Sometimes the truth is just so inconvenient, people choose subconsciously to reject it. Climate change is a very good example of this. If the claims of scientists are true, then something has to be done - and whatever the something is will be horribly expensive, economically disadvantagious, personally inconvenient for millions of people and politically difficult in a time when any form of regulation meets with popular resistance. Far easier simply to deny anything is wrong, and thus remove the need to do anything. It isn't even something people realise they are doing.
Nonesense on every count. Scientists have largely supported trusting institutions that support science, and institutions that make conclusions that are based on scientific skepticism.

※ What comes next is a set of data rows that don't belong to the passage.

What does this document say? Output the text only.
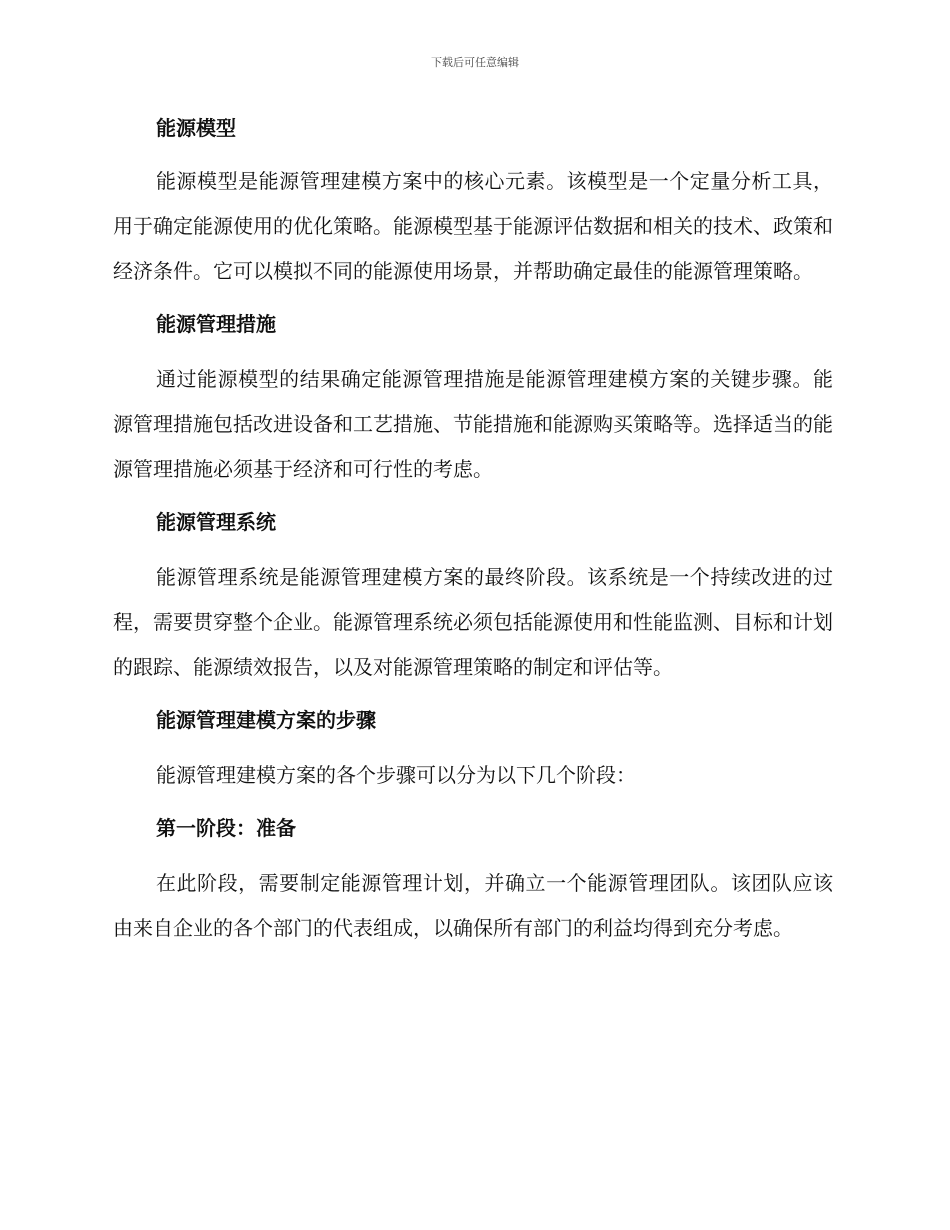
下载后可任意编辑

能源模型

能源模型是能源管理建模方案中的核心元素。该模型是一个定量分析工具，用于确定能源使用的优化策略。能源模型基于能源评估数据和相关的技术、政策和经济条件。它可以模拟不同的能源使用场景，并帮助确定最佳的能源管理策略。

能源管理措施

通过能源模型的结果确定能源管理措施是能源管理建模方案的关键步骤。能源管理措施包括改进设备和工艺措施、节能措施和能源购买策略等。选择适当的能源管理措施必须基于经济和可行性的考虑。

能源管理系统

能源管理系统是能源管理建模方案的最终阶段。该系统是一个持续改进的过程，需要贯穿整个企业。能源管理系统必须包括能源使用和性能监测、目标和计划的跟踪、能源绩效报告，以及对能源管理策略的制定和评估等。

能源管理建模方案的步骤

能源管理建模方案的各个步骤可以分为以下几个阶段：

第一阶段：准备

在此阶段，需要制定能源管理计划，并确立一个能源管理团队。该团队应该由来自企业的各个部门的代表组成，以确保所有部门的利益均得到充分考虑。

Nobody IS saying that "replace coal now or millions will die" is a scientific conclusion. It is a policy conclusion based on a scientific conclusion. What they do say is that carbon increases heat absorption, we're increasing carbon output, and the temperature and weather is measurably changing. But policy is never a conclusion of the scientific method. Policy is the logical conclusion that rational people make in the face of scientific evidence and in light of facts revealed by the scientific method. The very idea that there should be evidence to support a policy conclusion, as opposed to the fact conclusions upon which the policy conclusion is based, indicates that you basically have no understanding of either science or policy.
I don't know, likewise, any scientist who has ever used any evidence derived from the scientific method to conclude that in a scientific sense that "god doesn't exist." What scientists typically and rightly say is that we don't need god to explain the evidence, that god is not a testable hypothesis, and that god is basically irrelevant to our theories and ideas. Only in the fevered imaginings of fundamentalists are scientists drawing the conclusion from scientific evidence and methods that god doesn't exist. They just don't do that, because by and large they know that this would be absurd.
Did you actually read anything about why he resigned from the APS, or are you just making assumptions?
His big point was their statement that AGW is *incontrovertible*.
He's right. That's not science.
His other opinions on the matter may or may not be valid, and are irrelevant. He's right. Deciding that one sort of conclusion is correct and may not be questioned or investigated is decidedly unscientific. Is the speed of light constant at all places and times? Hey, let's do some math, let's devise some experiments! Awesome! SCIENCE! Are humans causing global warming? YES AND SHUT YOUR MOUTH, ACCEPT THAT IT IS TRUE!
Huh? The fuck?
... still waiting for this free-as-in-beer free beer I keep hearing about.